I have a passion for beautiful cards and paper. Some might even call it an obsession. I look for them wherever I go, often finding them in bookstores, art galleries, and charming gift shops. Past finds have been companies like Stonehenge Publications, (www.stonehengedesigns.com) in the Corbett neighborhood of Portland, Oregon, a two-person company which specializes in cards with beautiful photographs accompanied by quotations from poets, writers, and philosophers. These cards are further enhanced by an easily detached bookmark that bears an image from the photograph and includes the quotation. In 2010, the owners opened Stonehenge Studios where they host art openings, poetry readings, concerts and storytelling events. Deborah DeWit Marchant, an Oregon photographer and painter, also has an exquisite line of cards with carefully chosen quotations. She has written a book about her artistic process called Traveling Light: Chasing an Illuminated Life. Her cards can be found at her website, (http://www.dewit-marchant.com). Another favorite card company is Two Bad Mice out of England; these cards are small with charming watercolors, often touched by whimsy.
Recently I discovered a new artist, Pamela Zagarenski, whose cards are created from her own artwork accompanied by quotations from Hafiz to Lewis Carroll and from Meister Eckhart to Gunilla Norris. If you can’t find her cards in any of your local stores, you can go to her website, www.pzagarenski.com, and order cards directly from her. She lives in Mystic, Connecticut and currently only one gallery back East carries her paintings. I am hoping one day she will have a show on the West Coast. I discovered an interview with her at blaine.org, a blog about books called Seven Impossible Things Before Breakfast. If you click on interviews with illustrators, an alphabetized list will come up. The interview contains information that captures something of Zagarenski’s personality and creative approaches, illustrated with many of her paintings. She is also an award winning children’s book illustrator; this last year she illustrated the Caldecott Honor Book, Sleep Like a Tiger by Mary Logue. In October of 2013 her illustrations will grace a children’s book written by Joyce Sidman called What the Heart Knows: Charms, Chants, Blessings. I find her artwork both whimsical, symbolic, and marked by spiritual wisdom.
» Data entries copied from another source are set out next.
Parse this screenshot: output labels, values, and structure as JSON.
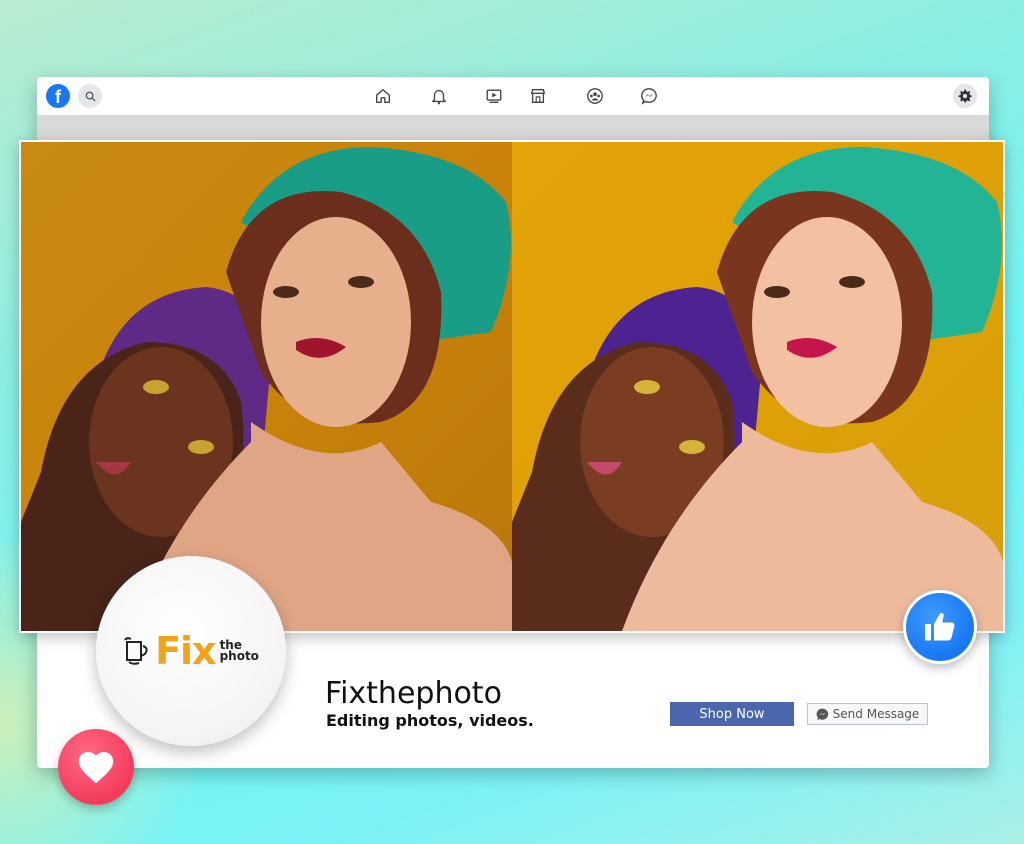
{
  "nav": {
    "logo_icon": "facebook-logo-icon",
    "logo_letter": "f",
    "search_icon": "search-icon",
    "items": [
      {
        "name": "home-icon"
      },
      {
        "name": "bell-icon"
      },
      {
        "name": "watch-video-icon"
      },
      {
        "name": "marketplace-icon"
      },
      {
        "name": "groups-icon"
      },
      {
        "name": "messenger-icon"
      }
    ],
    "settings_icon": "gear-icon"
  },
  "cover": {
    "before_label": "",
    "after_label": ""
  },
  "profile": {
    "brand_main": "Fix",
    "brand_the": "the",
    "brand_photo": "photo",
    "name": "Fixthephoto",
    "description": "Editing photos, videos."
  },
  "actions": {
    "shop_label": "Shop Now",
    "message_label": "Send Message"
  },
  "badges": {
    "like_icon": "thumbs-up-icon",
    "heart_icon": "heart-icon"
  },
  "colors": {
    "facebook_blue": "#1877f2",
    "shop_button": "#4a67ad",
    "brand_orange": "#f3a31a",
    "heart_red": "#f33b5c"
  }
}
For those of you who reside in Oregon, I will share a few of my favorite places to find cards: my beloved local independent bookstore, Grass Roots Books & Music (Corvallis); the lobby of the Sylvia Beach Hotel in Nye Beach (the card buyer there has superb taste); and in Portland–The Arrangement on Fremont Ave., Annie Bloom’s Books in Multnomah Village, and Broadway Books.
But finding beautiful cards is only part of the quest for “the perfect card.” Part of the art is selecting the right card for a specific person or occasion. When I buy cards, I organize them in a two-sided cloth pouch. The left side is organized by month and is reserved primarily for birthdays. The other side contains a variety of cards that could be used for other specific occasions or simply a card for a particular person for no reason other than to evoke delight. If a card “speaks” a specific person’s name, I put that person’s name on the envelope to “reserve it.” I strongly prefer my cards to be blank inside because I want to write my own messages.
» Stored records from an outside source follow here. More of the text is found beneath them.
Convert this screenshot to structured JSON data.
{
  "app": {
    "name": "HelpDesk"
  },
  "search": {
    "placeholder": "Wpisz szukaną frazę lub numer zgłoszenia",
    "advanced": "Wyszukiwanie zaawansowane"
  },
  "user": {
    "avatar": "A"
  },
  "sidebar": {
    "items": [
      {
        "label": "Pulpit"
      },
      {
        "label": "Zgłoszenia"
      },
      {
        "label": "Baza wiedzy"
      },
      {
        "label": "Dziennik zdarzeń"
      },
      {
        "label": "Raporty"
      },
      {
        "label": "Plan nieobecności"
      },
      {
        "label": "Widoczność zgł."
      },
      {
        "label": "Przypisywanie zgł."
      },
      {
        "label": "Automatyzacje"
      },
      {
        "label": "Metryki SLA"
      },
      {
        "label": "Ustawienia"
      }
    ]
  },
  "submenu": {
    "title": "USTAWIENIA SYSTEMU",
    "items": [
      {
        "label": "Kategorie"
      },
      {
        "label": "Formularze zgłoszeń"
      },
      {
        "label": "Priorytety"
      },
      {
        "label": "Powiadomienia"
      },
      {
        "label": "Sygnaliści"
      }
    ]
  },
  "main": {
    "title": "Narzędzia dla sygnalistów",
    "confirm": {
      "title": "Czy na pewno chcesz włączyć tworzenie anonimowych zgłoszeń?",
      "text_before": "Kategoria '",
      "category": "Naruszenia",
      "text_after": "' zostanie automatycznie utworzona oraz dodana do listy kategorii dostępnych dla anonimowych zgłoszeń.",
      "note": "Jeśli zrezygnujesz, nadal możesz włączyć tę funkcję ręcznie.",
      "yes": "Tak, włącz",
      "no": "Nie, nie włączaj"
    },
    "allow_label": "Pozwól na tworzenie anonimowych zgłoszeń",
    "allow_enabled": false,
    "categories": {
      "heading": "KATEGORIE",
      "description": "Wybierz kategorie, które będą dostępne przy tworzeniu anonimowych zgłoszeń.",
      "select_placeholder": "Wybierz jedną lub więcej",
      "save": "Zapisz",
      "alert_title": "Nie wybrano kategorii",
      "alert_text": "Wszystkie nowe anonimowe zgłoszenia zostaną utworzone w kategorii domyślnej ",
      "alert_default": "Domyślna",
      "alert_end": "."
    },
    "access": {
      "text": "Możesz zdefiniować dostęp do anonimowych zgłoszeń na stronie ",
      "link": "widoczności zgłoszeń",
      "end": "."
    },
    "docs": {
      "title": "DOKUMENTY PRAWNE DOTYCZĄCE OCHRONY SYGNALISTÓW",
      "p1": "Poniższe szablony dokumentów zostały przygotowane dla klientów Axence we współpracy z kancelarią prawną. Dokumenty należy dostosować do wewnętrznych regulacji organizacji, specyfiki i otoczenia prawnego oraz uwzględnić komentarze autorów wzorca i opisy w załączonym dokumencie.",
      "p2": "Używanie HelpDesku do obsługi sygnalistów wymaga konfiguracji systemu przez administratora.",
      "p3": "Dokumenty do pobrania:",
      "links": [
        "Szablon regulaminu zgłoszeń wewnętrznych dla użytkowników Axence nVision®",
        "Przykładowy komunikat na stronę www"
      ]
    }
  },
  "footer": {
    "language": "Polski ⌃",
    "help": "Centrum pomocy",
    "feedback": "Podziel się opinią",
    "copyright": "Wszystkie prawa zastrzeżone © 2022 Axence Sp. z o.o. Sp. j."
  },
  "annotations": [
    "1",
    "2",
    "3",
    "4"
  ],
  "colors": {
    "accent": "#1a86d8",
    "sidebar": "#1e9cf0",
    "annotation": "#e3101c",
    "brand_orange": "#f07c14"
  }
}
I admit that having a passion for beautiful cards can be an expensive venture. However, I derive such pleasure from cards. Sometimes I will place a card on a small easel and enjoy its beauty before I send it out to the person it is intended for. Other times I will sit in my window seat and look through all the cards in my pouch (and the ones that spill over into my desk drawers when my collection is abundant). I simply enjoy touching the quality of the paper, delighting in the images, thinking about the people I will send them to. In a time when letters are being replaced by quick emails, cards are a gift of beauty, an act of remembrance and regard.